In order to solve the aforementioned problems, in particular the document FR-2 903 328 proposes to use a non-vortex nozzle which is provided with a micro-screen to ensure the calibration and spatial distribution of the droplets.
However, this embodiment necessitates flow areas through the micro-screen which are extremely small, in particular of the order of 6 μm in diameter, which requires fine filtration of the liquid in order to avoid clogging problems. Furthermore, the difficulty of producing and assembling these micro-screens in the body remains considerable.
A push-button is also known, in particular from the document FR-2 915 470, which includes a distribution chamber which is provided with channels each converging towards an outlet opening, said convergent channels being designed to enable the impaction of the liquid jets dispensed by said openings. Thus, during the impaction of the jets dispensed at high speed, an aerosol is formed, without the use of a vortex chamber.

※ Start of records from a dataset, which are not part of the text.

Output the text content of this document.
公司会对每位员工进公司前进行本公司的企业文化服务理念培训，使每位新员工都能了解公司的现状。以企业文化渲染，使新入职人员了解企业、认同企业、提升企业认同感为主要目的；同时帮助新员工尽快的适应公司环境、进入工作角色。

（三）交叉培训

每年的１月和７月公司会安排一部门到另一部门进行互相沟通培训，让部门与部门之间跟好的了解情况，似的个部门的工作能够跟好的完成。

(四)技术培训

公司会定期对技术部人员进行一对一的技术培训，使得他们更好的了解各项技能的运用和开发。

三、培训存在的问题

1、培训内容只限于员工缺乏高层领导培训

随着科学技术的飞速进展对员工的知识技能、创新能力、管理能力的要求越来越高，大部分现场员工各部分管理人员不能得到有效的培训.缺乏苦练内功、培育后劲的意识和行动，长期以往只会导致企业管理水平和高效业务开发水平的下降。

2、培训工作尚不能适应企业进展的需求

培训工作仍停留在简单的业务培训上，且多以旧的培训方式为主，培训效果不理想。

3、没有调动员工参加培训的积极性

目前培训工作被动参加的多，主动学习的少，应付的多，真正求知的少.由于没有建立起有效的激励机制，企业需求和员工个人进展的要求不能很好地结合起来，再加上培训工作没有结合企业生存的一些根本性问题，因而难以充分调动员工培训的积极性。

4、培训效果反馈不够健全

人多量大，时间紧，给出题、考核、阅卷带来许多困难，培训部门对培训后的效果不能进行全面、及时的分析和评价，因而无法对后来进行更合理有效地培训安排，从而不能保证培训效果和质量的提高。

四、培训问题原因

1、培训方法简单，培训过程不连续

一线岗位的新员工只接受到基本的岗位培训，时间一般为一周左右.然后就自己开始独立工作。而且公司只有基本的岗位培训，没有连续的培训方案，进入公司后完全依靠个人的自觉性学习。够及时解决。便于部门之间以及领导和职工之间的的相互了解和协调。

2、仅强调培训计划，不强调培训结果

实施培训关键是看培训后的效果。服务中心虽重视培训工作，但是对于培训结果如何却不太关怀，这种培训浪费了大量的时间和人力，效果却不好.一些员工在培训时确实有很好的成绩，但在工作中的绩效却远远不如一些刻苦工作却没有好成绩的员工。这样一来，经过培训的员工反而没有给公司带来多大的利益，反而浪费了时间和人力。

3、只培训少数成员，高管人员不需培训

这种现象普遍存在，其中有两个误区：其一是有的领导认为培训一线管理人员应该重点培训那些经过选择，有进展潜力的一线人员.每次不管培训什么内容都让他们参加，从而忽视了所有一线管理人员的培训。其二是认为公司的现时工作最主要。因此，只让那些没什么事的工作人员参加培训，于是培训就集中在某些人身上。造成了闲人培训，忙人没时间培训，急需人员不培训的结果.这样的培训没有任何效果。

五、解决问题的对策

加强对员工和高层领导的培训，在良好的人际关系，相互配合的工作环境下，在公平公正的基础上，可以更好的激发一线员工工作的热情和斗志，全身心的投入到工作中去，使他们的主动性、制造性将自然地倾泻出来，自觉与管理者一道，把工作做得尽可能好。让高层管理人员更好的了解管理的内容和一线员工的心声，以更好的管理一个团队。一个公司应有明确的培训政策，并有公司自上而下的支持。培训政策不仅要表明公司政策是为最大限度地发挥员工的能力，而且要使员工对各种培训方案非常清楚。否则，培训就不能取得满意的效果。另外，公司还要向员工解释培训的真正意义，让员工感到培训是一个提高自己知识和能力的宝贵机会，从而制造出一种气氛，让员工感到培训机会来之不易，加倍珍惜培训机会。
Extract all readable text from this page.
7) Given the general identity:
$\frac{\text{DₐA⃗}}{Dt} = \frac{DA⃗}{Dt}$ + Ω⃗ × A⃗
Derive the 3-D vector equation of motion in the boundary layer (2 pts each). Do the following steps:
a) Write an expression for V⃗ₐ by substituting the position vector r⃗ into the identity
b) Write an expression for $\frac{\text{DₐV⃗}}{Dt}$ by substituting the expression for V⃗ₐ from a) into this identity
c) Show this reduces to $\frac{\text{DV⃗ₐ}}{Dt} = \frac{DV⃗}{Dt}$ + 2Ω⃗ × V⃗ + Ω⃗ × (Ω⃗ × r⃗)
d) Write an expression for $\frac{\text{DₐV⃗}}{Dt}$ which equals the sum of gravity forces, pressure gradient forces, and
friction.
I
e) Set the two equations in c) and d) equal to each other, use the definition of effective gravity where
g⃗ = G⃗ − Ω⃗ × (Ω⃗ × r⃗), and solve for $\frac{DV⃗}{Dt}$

In order to supply the convergent channels with liquid, the prior art proposes to equip the distribution chamber with an annular channel from which said convergent channels extend. This solution enables distribution of the streams of liquid introduced into each channel but poses a certain number of problems.
In particular, the liquid introduced into the annular channel under pressure becomes turbulent, which does not enable the streams of liquid introduced into the convergent channels to be stabilised. Furthermore, the speed of the liquid stream introduced remains low, which, while limiting the impaction energy of the liquid jets dispensed, does not enable an aerosol of optimum quality to be produced, in particular with respect to the fineness, calibration and spatial distribution of the droplets comprised in the same.
In addition, the supplying of the convergent channels according to the prior art does not enable fractionation of the dose of liquid to be dispensed, i.e. delivery of only a portion of the dose provided by the pump. As a matter of fact, the bearing-down stroke of the push-button is carried out too quickly, in particular of the order of 0.2 second for 100 μl, in order to be capable of being interrupted by the user.
The invention aims to solve the problems of the prior art, in particular by proposing a push-button which enables the dispensing of an aerosol formed of droplets having improved calibration and spatial distribution, and does so while increasing the production time for said aerosol.